I often get asked what are the most important inputs I use to come up with trade ideas, and the answer often differs depending on the market environment we are in. In a raging bull market, it might start with stocks of company’s with the most momentum, in a bear market it might stocks what show great relative strength, but usually, it is a combination of sentiment, catalysts, valuation, and technicals.
As I am looking around now for ideas, surveying the recent damage, what was a raging bull market a month ago, and now a bear market, it is easy to identify stocks that have been unduly punished given their lack of exposure to specific issues, but the ones that might feel the most attractive are those who have direct exposure to the current issues causing the market volatility and have been absolutely murdered, in the current case travel-related stocks, or energy stocks.

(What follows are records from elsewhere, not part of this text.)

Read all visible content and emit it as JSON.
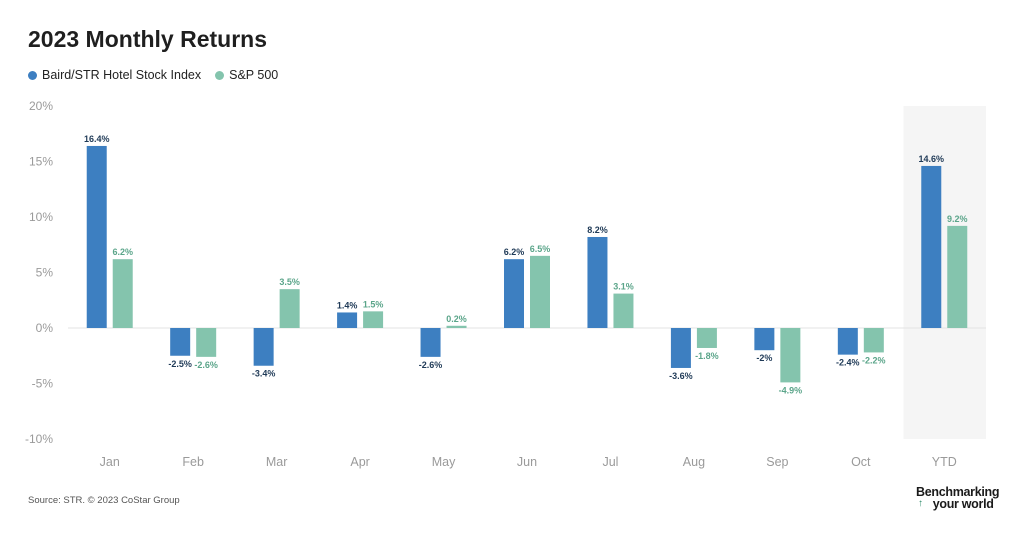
{
  "title": "2023 Monthly Returns",
  "colors": {
    "series1": "#3d7fc1",
    "series2": "#84c4ad",
    "highlight_bg": "#f5f5f5",
    "axis_text": "#9a9a9a"
  },
  "legend": [
    {
      "label": "Baird/STR Hotel Stock Index",
      "color": "#3d7fc1"
    },
    {
      "label": "S&P 500",
      "color": "#84c4ad"
    }
  ],
  "source": "Source: STR. © 2023 CoStar Group",
  "brand": {
    "line1": "Benchmarking",
    "line2": "your world",
    "icon": "arrow-up-icon"
  },
  "chart_data": {
    "type": "bar",
    "title": "2023 Monthly Returns",
    "xlabel": "",
    "ylabel": "",
    "ylim": [
      -10,
      20
    ],
    "yticks": [
      20,
      15,
      10,
      5,
      0,
      -5,
      -10
    ],
    "ytick_labels": [
      "20%",
      "15%",
      "10%",
      "5%",
      "0%",
      "-5%",
      "-10%"
    ],
    "categories": [
      "Jan",
      "Feb",
      "Mar",
      "Apr",
      "May",
      "Jun",
      "Jul",
      "Aug",
      "Sep",
      "Oct",
      "YTD"
    ],
    "highlight_category": "YTD",
    "series": [
      {
        "name": "Baird/STR Hotel Stock Index",
        "values": [
          16.4,
          -2.5,
          -3.4,
          1.4,
          -2.6,
          6.2,
          8.2,
          -3.6,
          -2,
          -2.4,
          14.6
        ],
        "labels": [
          "16.4%",
          "-2.5%",
          "-3.4%",
          "1.4%",
          "-2.6%",
          "6.2%",
          "8.2%",
          "-3.6%",
          "-2%",
          "-2.4%",
          "14.6%"
        ]
      },
      {
        "name": "S&P 500",
        "values": [
          6.2,
          -2.6,
          3.5,
          1.5,
          0.2,
          6.5,
          3.1,
          -1.8,
          -4.9,
          -2.2,
          9.2
        ],
        "labels": [
          "6.2%",
          "-2.6%",
          "3.5%",
          "1.5%",
          "0.2%",
          "6.5%",
          "3.1%",
          "-1.8%",
          "-4.9%",
          "-2.2%",
          "9.2%"
        ]
      }
    ]
  }
}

The travel situation is interesting, as cancelations due to restrictions and fear of spread are non-stop, this week I have canceled three trips for the coming months which include flights and airfare, but would have included multiple Lyft rides, rental cars, and meals at restaurants. That is lost business, but it will come back. But for industry’s like Airlines, Hotel and Cruise that are very capital intensive the length and depth of the travel recession will determine their ability to stay afloat. Most institutional investors who want to make a contrarian play in these spaces would likely look at the debt before equity if considering worst-case scenarios.
But one part of the travel-related business that has also been punished but far less capital intensive, with a solid better balance sheet and higher margins is the travel booking space, like Expedia (EXPE). Shares of EXPE have been murdered, down 43% on the year, down 56% from its 52-week highs last year, and down 61% from its all-time highs made in 2017. The simple fact though looking at the seven-year chart below is that before the Coronavirus hit the global economy the stock was already weakening with a massive 27% drop in early Nov on an earnings miss. The long-term chart was an epic head and shoulders top with the neckline at $92:
If the stock were to go below $60, the next real level of technical support is in the mid $40s, ugh. So despite the crush, it is really in no man’s land from a technical perspective.

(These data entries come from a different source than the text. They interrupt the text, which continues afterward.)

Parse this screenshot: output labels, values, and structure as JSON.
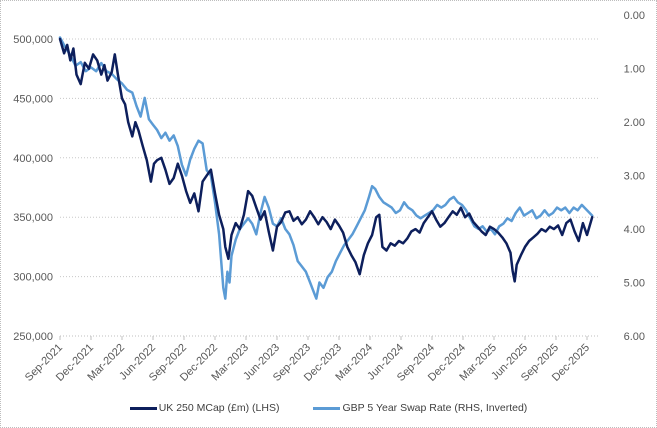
{
  "chart_data": {
    "type": "line",
    "title": "",
    "xlabel": "",
    "ylabel": "",
    "x_tick_labels": [
      "Sep-2021",
      "Dec-2021",
      "Mar-2022",
      "Jun-2022",
      "Sep-2022",
      "Dec-2022",
      "Mar-2023",
      "Jun-2023",
      "Sep-2023",
      "Dec-2023",
      "Mar-2024",
      "Jun-2024",
      "Sep-2024",
      "Dec-2024",
      "Mar-2025",
      "Jun-2025",
      "Sep-2025",
      "Dec-2025"
    ],
    "x_range_months": [
      0,
      51.5
    ],
    "y_left": {
      "min": 250000,
      "max": 500000,
      "step": 50000,
      "tick_labels": [
        "500,000",
        "450,000",
        "400,000",
        "350,000",
        "300,000",
        "250,000"
      ]
    },
    "y_right": {
      "min": 0,
      "max": 6,
      "step": 1,
      "inverted": true,
      "tick_labels": [
        "0.00",
        "1.00",
        "2.00",
        "3.00",
        "4.00",
        "5.00",
        "6.00"
      ]
    },
    "grid": "horizontal dotted",
    "legend_position": "bottom",
    "series": [
      {
        "name": "UK 250 MCap (£m) (LHS)",
        "axis": "left",
        "color": "#0d1f5c",
        "points": [
          [
            0,
            500000
          ],
          [
            0.4,
            488000
          ],
          [
            0.7,
            495000
          ],
          [
            1.0,
            482000
          ],
          [
            1.3,
            492000
          ],
          [
            1.6,
            470000
          ],
          [
            2.0,
            462000
          ],
          [
            2.4,
            480000
          ],
          [
            2.8,
            475000
          ],
          [
            3.2,
            487000
          ],
          [
            3.6,
            482000
          ],
          [
            4.0,
            470000
          ],
          [
            4.3,
            478000
          ],
          [
            4.6,
            465000
          ],
          [
            5.0,
            472000
          ],
          [
            5.3,
            487000
          ],
          [
            5.6,
            470000
          ],
          [
            6.0,
            450000
          ],
          [
            6.3,
            445000
          ],
          [
            6.6,
            430000
          ],
          [
            7.0,
            418000
          ],
          [
            7.3,
            430000
          ],
          [
            7.6,
            423000
          ],
          [
            8.0,
            410000
          ],
          [
            8.4,
            398000
          ],
          [
            8.8,
            380000
          ],
          [
            9.1,
            395000
          ],
          [
            9.4,
            398000
          ],
          [
            9.8,
            400000
          ],
          [
            10.2,
            390000
          ],
          [
            10.6,
            378000
          ],
          [
            11.0,
            383000
          ],
          [
            11.4,
            395000
          ],
          [
            11.8,
            385000
          ],
          [
            12.2,
            372000
          ],
          [
            12.6,
            362000
          ],
          [
            13.0,
            370000
          ],
          [
            13.4,
            355000
          ],
          [
            13.8,
            380000
          ],
          [
            14.2,
            385000
          ],
          [
            14.6,
            390000
          ],
          [
            15.0,
            370000
          ],
          [
            15.4,
            352000
          ],
          [
            15.8,
            340000
          ],
          [
            16.0,
            325000
          ],
          [
            16.3,
            315000
          ],
          [
            16.6,
            335000
          ],
          [
            17.0,
            345000
          ],
          [
            17.4,
            340000
          ],
          [
            17.8,
            352000
          ],
          [
            18.2,
            372000
          ],
          [
            18.6,
            368000
          ],
          [
            19.0,
            358000
          ],
          [
            19.4,
            348000
          ],
          [
            19.8,
            355000
          ],
          [
            20.2,
            338000
          ],
          [
            20.6,
            322000
          ],
          [
            21.0,
            342000
          ],
          [
            21.4,
            346000
          ],
          [
            21.8,
            354000
          ],
          [
            22.2,
            355000
          ],
          [
            22.6,
            347000
          ],
          [
            23.0,
            350000
          ],
          [
            23.4,
            344000
          ],
          [
            23.8,
            348000
          ],
          [
            24.2,
            355000
          ],
          [
            24.6,
            350000
          ],
          [
            25.0,
            344000
          ],
          [
            25.4,
            350000
          ],
          [
            25.8,
            346000
          ],
          [
            26.2,
            340000
          ],
          [
            26.6,
            348000
          ],
          [
            27.0,
            343000
          ],
          [
            27.4,
            337000
          ],
          [
            27.8,
            325000
          ],
          [
            28.2,
            318000
          ],
          [
            28.6,
            312000
          ],
          [
            29.0,
            302000
          ],
          [
            29.4,
            318000
          ],
          [
            29.8,
            328000
          ],
          [
            30.2,
            335000
          ],
          [
            30.6,
            350000
          ],
          [
            30.9,
            352000
          ],
          [
            31.2,
            325000
          ],
          [
            31.6,
            322000
          ],
          [
            32.0,
            328000
          ],
          [
            32.4,
            326000
          ],
          [
            32.8,
            330000
          ],
          [
            33.2,
            328000
          ],
          [
            33.6,
            332000
          ],
          [
            34.0,
            338000
          ],
          [
            34.4,
            340000
          ],
          [
            34.8,
            337000
          ],
          [
            35.2,
            345000
          ],
          [
            35.6,
            350000
          ],
          [
            36.0,
            355000
          ],
          [
            36.4,
            348000
          ],
          [
            36.8,
            342000
          ],
          [
            37.2,
            345000
          ],
          [
            37.6,
            350000
          ],
          [
            38.0,
            355000
          ],
          [
            38.4,
            352000
          ],
          [
            38.8,
            358000
          ],
          [
            39.2,
            350000
          ],
          [
            39.6,
            353000
          ],
          [
            40.0,
            346000
          ],
          [
            40.4,
            342000
          ],
          [
            40.8,
            338000
          ],
          [
            41.2,
            335000
          ],
          [
            41.6,
            342000
          ],
          [
            42.0,
            340000
          ],
          [
            42.4,
            337000
          ],
          [
            42.8,
            333000
          ],
          [
            43.2,
            328000
          ],
          [
            43.6,
            320000
          ],
          [
            43.8,
            305000
          ],
          [
            44.0,
            296000
          ],
          [
            44.2,
            310000
          ],
          [
            44.6,
            318000
          ],
          [
            45.0,
            325000
          ],
          [
            45.4,
            330000
          ],
          [
            45.8,
            333000
          ],
          [
            46.2,
            336000
          ],
          [
            46.6,
            340000
          ],
          [
            47.0,
            338000
          ],
          [
            47.4,
            342000
          ],
          [
            47.8,
            340000
          ],
          [
            48.2,
            343000
          ],
          [
            48.6,
            335000
          ],
          [
            49.0,
            345000
          ],
          [
            49.4,
            348000
          ],
          [
            49.8,
            338000
          ],
          [
            50.2,
            330000
          ],
          [
            50.6,
            345000
          ],
          [
            51.0,
            335000
          ],
          [
            51.5,
            350000
          ]
        ]
      },
      {
        "name": "GBP 5 Year Swap Rate (RHS, Inverted)",
        "axis": "right",
        "color": "#5b9bd5",
        "points": [
          [
            0,
            0.42
          ],
          [
            0.5,
            0.6
          ],
          [
            1.0,
            0.75
          ],
          [
            1.5,
            0.95
          ],
          [
            2.0,
            0.88
          ],
          [
            2.5,
            1.05
          ],
          [
            3.0,
            0.98
          ],
          [
            3.5,
            1.05
          ],
          [
            4.0,
            0.9
          ],
          [
            4.5,
            1.05
          ],
          [
            5.0,
            1.1
          ],
          [
            5.5,
            1.2
          ],
          [
            6.0,
            1.28
          ],
          [
            6.5,
            1.4
          ],
          [
            7.0,
            1.45
          ],
          [
            7.4,
            1.7
          ],
          [
            7.8,
            1.9
          ],
          [
            8.2,
            1.55
          ],
          [
            8.6,
            1.95
          ],
          [
            9.0,
            2.05
          ],
          [
            9.4,
            2.15
          ],
          [
            9.8,
            2.3
          ],
          [
            10.2,
            2.2
          ],
          [
            10.6,
            2.35
          ],
          [
            11.0,
            2.25
          ],
          [
            11.4,
            2.45
          ],
          [
            11.8,
            2.8
          ],
          [
            12.2,
            3.0
          ],
          [
            12.6,
            2.7
          ],
          [
            13.0,
            2.5
          ],
          [
            13.4,
            2.35
          ],
          [
            13.8,
            2.4
          ],
          [
            14.2,
            2.9
          ],
          [
            14.6,
            3.0
          ],
          [
            15.0,
            3.5
          ],
          [
            15.4,
            4.1
          ],
          [
            15.6,
            4.6
          ],
          [
            15.8,
            5.1
          ],
          [
            16.0,
            5.3
          ],
          [
            16.2,
            4.8
          ],
          [
            16.4,
            5.0
          ],
          [
            16.6,
            4.5
          ],
          [
            17.0,
            4.2
          ],
          [
            17.4,
            4.0
          ],
          [
            17.8,
            3.9
          ],
          [
            18.2,
            3.8
          ],
          [
            18.6,
            3.9
          ],
          [
            19.0,
            4.1
          ],
          [
            19.4,
            3.7
          ],
          [
            19.8,
            3.4
          ],
          [
            20.2,
            3.6
          ],
          [
            20.6,
            3.9
          ],
          [
            21.0,
            3.95
          ],
          [
            21.4,
            3.8
          ],
          [
            21.8,
            4.0
          ],
          [
            22.2,
            4.1
          ],
          [
            22.6,
            4.3
          ],
          [
            23.0,
            4.6
          ],
          [
            23.4,
            4.7
          ],
          [
            23.8,
            4.8
          ],
          [
            24.2,
            5.0
          ],
          [
            24.6,
            5.2
          ],
          [
            24.8,
            5.3
          ],
          [
            25.1,
            5.0
          ],
          [
            25.5,
            5.1
          ],
          [
            25.9,
            4.9
          ],
          [
            26.3,
            4.8
          ],
          [
            26.7,
            4.6
          ],
          [
            27.1,
            4.45
          ],
          [
            27.5,
            4.3
          ],
          [
            27.9,
            4.2
          ],
          [
            28.3,
            4.1
          ],
          [
            28.7,
            3.95
          ],
          [
            29.1,
            3.8
          ],
          [
            29.5,
            3.65
          ],
          [
            29.9,
            3.4
          ],
          [
            30.2,
            3.2
          ],
          [
            30.5,
            3.25
          ],
          [
            30.9,
            3.4
          ],
          [
            31.3,
            3.5
          ],
          [
            31.7,
            3.55
          ],
          [
            32.1,
            3.6
          ],
          [
            32.5,
            3.7
          ],
          [
            32.9,
            3.65
          ],
          [
            33.3,
            3.5
          ],
          [
            33.7,
            3.6
          ],
          [
            34.1,
            3.65
          ],
          [
            34.5,
            3.75
          ],
          [
            34.9,
            3.8
          ],
          [
            35.3,
            3.75
          ],
          [
            35.7,
            3.7
          ],
          [
            36.1,
            3.65
          ],
          [
            36.5,
            3.55
          ],
          [
            36.9,
            3.6
          ],
          [
            37.3,
            3.55
          ],
          [
            37.7,
            3.45
          ],
          [
            38.1,
            3.4
          ],
          [
            38.5,
            3.5
          ],
          [
            38.9,
            3.55
          ],
          [
            39.3,
            3.65
          ],
          [
            39.7,
            3.8
          ],
          [
            40.1,
            3.95
          ],
          [
            40.5,
            4.0
          ],
          [
            40.9,
            3.95
          ],
          [
            41.3,
            4.05
          ],
          [
            41.7,
            4.0
          ],
          [
            42.1,
            4.1
          ],
          [
            42.5,
            3.95
          ],
          [
            42.9,
            3.9
          ],
          [
            43.3,
            3.8
          ],
          [
            43.7,
            3.85
          ],
          [
            44.1,
            3.7
          ],
          [
            44.5,
            3.6
          ],
          [
            44.9,
            3.75
          ],
          [
            45.3,
            3.7
          ],
          [
            45.7,
            3.65
          ],
          [
            46.1,
            3.8
          ],
          [
            46.5,
            3.75
          ],
          [
            46.9,
            3.65
          ],
          [
            47.3,
            3.75
          ],
          [
            47.7,
            3.7
          ],
          [
            48.1,
            3.6
          ],
          [
            48.5,
            3.65
          ],
          [
            48.9,
            3.6
          ],
          [
            49.3,
            3.7
          ],
          [
            49.7,
            3.6
          ],
          [
            50.1,
            3.65
          ],
          [
            50.5,
            3.55
          ],
          [
            51.0,
            3.65
          ],
          [
            51.5,
            3.75
          ]
        ]
      }
    ]
  }
}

Valuation, despite looking dirt cheap on a P/E basis at less than 9x expected 2020 eps, I would say is also in no man’s land because no man knows what they E will be… right now expected to be up 13% yoy to a new high, that ain’t happening no matter how quickly the virus abates.
So if the expected $7ish a share this year is actually $3.50, then you can do the simple math, the stock will be trading at about 17x which over the last 5 years has been cheap:
As for the balance sheet, with a market cap of less than $9 billion, and n e debt of less than $2 billion its ok, with an ev sales of about which is well below its 5-yer peak at 3x… the $12 billion enterprise value though could make the company an attractive take-out candidate.

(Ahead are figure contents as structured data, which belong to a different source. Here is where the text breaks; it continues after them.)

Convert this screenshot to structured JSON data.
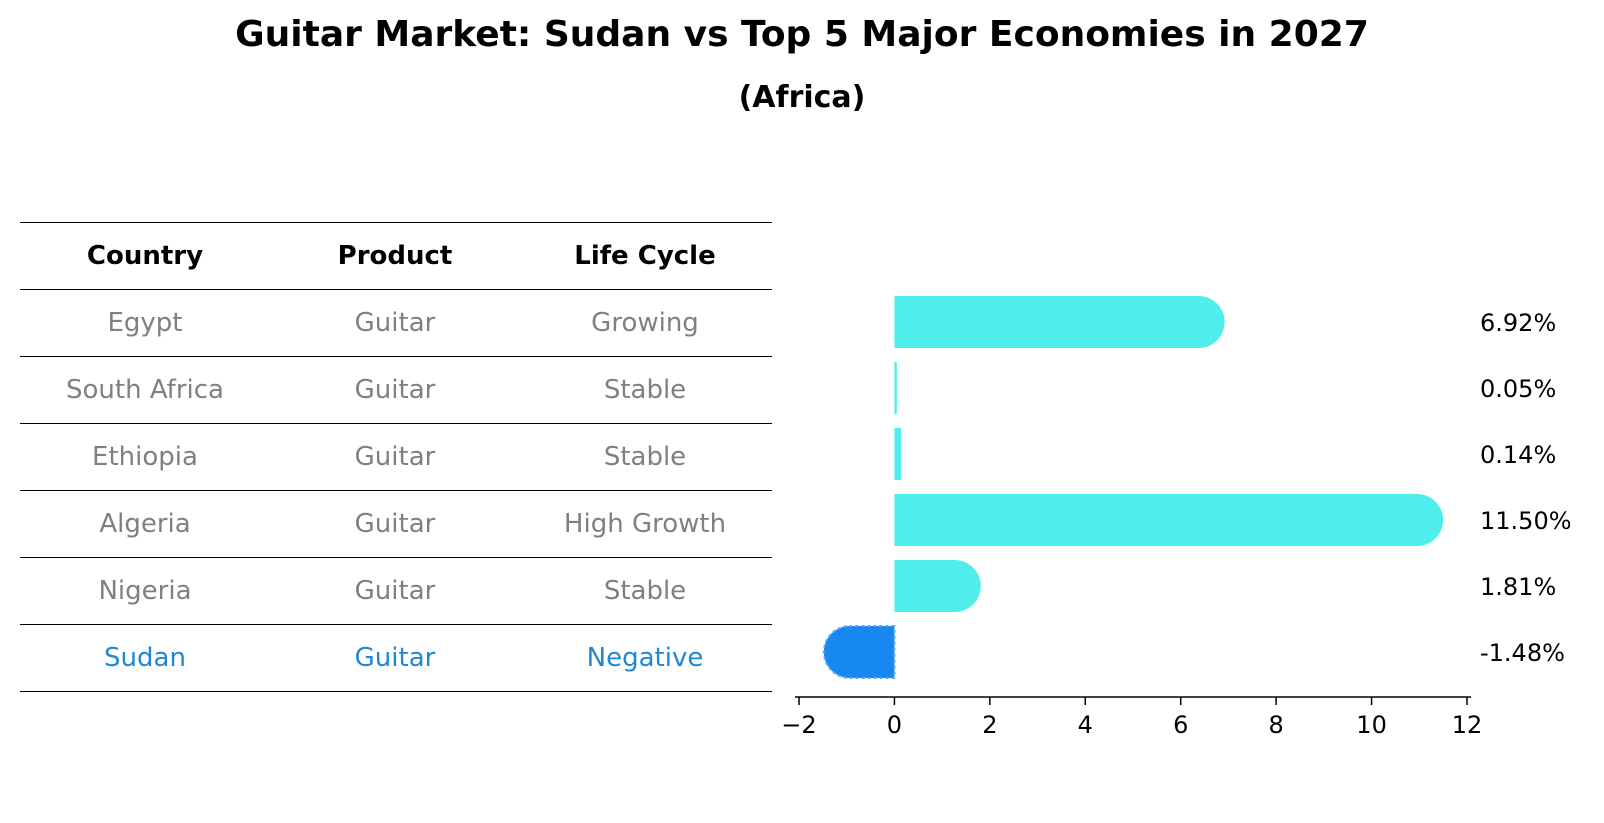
{
  "title": "Guitar Market: Sudan vs Top 5 Major Economies in 2027",
  "subtitle": "(Africa)",
  "colors": {
    "positive_bar": "#4FEDEB",
    "negative_bar": "#1787F2",
    "table_text": "#808080",
    "highlight_text": "#1E88D4"
  },
  "table": {
    "headers": [
      "Country",
      "Product",
      "Life Cycle"
    ],
    "rows": [
      [
        "Egypt",
        "Guitar",
        "Growing"
      ],
      [
        "South Africa",
        "Guitar",
        "Stable"
      ],
      [
        "Ethiopia",
        "Guitar",
        "Stable"
      ],
      [
        "Algeria",
        "Guitar",
        "High Growth"
      ],
      [
        "Nigeria",
        "Guitar",
        "Stable"
      ],
      [
        "Sudan",
        "Guitar",
        "Negative"
      ]
    ],
    "highlight_row": 5
  },
  "chart_data": {
    "type": "bar",
    "orientation": "horizontal",
    "categories": [
      "Egypt",
      "South Africa",
      "Ethiopia",
      "Algeria",
      "Nigeria",
      "Sudan"
    ],
    "values": [
      6.92,
      0.05,
      0.14,
      11.5,
      1.81,
      -1.48
    ],
    "value_labels": [
      "6.92%",
      "0.05%",
      "0.14%",
      "11.50%",
      "1.81%",
      "-1.48%"
    ],
    "xlim": [
      -2,
      12
    ],
    "xticks": [
      -2,
      0,
      2,
      4,
      6,
      8,
      10,
      12
    ],
    "xtick_labels": [
      "−2",
      "0",
      "2",
      "4",
      "6",
      "8",
      "10",
      "12"
    ],
    "title": "Guitar Market: Sudan vs Top 5 Major Economies in 2027",
    "xlabel": "",
    "ylabel": ""
  }
}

But here is the thing, the news flow will get worse before it gets better and as I said before there are a lot of inputs to this story that are very unclear and I am not sure we have seen capitulation yet.
If you were looking to define your risk, it is worth noting that implied volatility, the price of options is at multi-year highs, making long premium directional trades nearly impossible, meaning you could get the direction right but the trade structure wrong.